Chalmers Conferences, 9th European Conference on Mathematical and Theoretical Biology

Title
Andrea Pugliese, Carmela Sinisgalli, Alberto Gandolfi

Last modified: 2014-06-09

Abstract



 Several recent papers have introduced explicit modelling of hosts’ immune response in epidemic dynamics, giving rise to “nested epidemic models” especially in order to discuss the evolution of hosts and pathogens [1,2].If, as assumed in [1], pathogen load at infection is fixed, the model can reduce to an age-of-infection structure, and its qualitative behaviour follows the usual properties of epidemic models, although host heterogeneity in within-host parameters can give rise to relevant evolutionary consequences [3].



On the other hand, if initial infection load depends on the pathogen load of the individual from whom the infection is acquired, the models become much more complex; we present a mathematical framework to handle this case, although some open problems remain.



We have also performed several numerical simulations for the case of a single epidemic wave in a closed population, with different values of the parameters concerning pathogen transmission and isolation of the diseased individuals. Our aims have been, on the one hand, to understand the effects of these parameters on macroscopic features such as R0, final size or mean duration of the epidemics; on the other hand, to compare the model results with those of simpler SIR or SEIR models, matched as for the values of R0, mean length of infectious or latent periods, as could be estimated from the simulations.

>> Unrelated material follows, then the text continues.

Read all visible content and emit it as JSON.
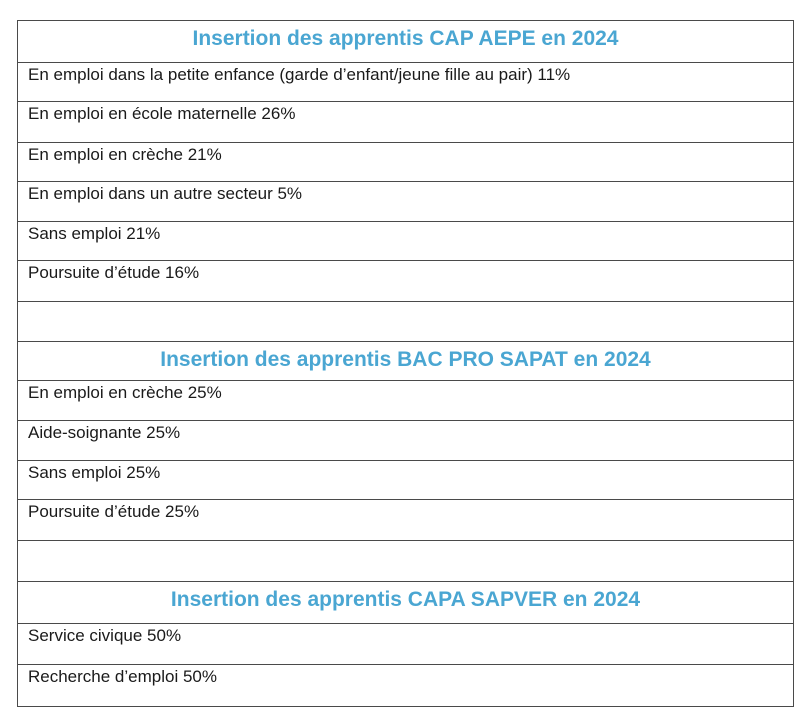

A clear difference between models is that the present model yields an epidemic curve to which several smaller waves are in contrast with classical unimodal curve of epidemic models.



Extending the model to endemic infections poses the problem of an effective way to model reinfections, without arriving at an intractable model. Some possible ways of simplifying the problems will be suggested.





REFERENCES



[1]Gilchrist M.A., Sasaki A.,. Modeling host-parasite coevolution. J. theor. Biol. 218: 289--308, 2002. [2]Mideo N., Alizon S., Day T., Linking within- and between-host dynamics in the evolutionary epidemiology of infectious diseases. TREE 23:511--517, 2008.

[3] Pugliese A., The role of host population heterogeneity in the evolution of virulence, J. Biol. Dynamics 5: 104-119, 2011.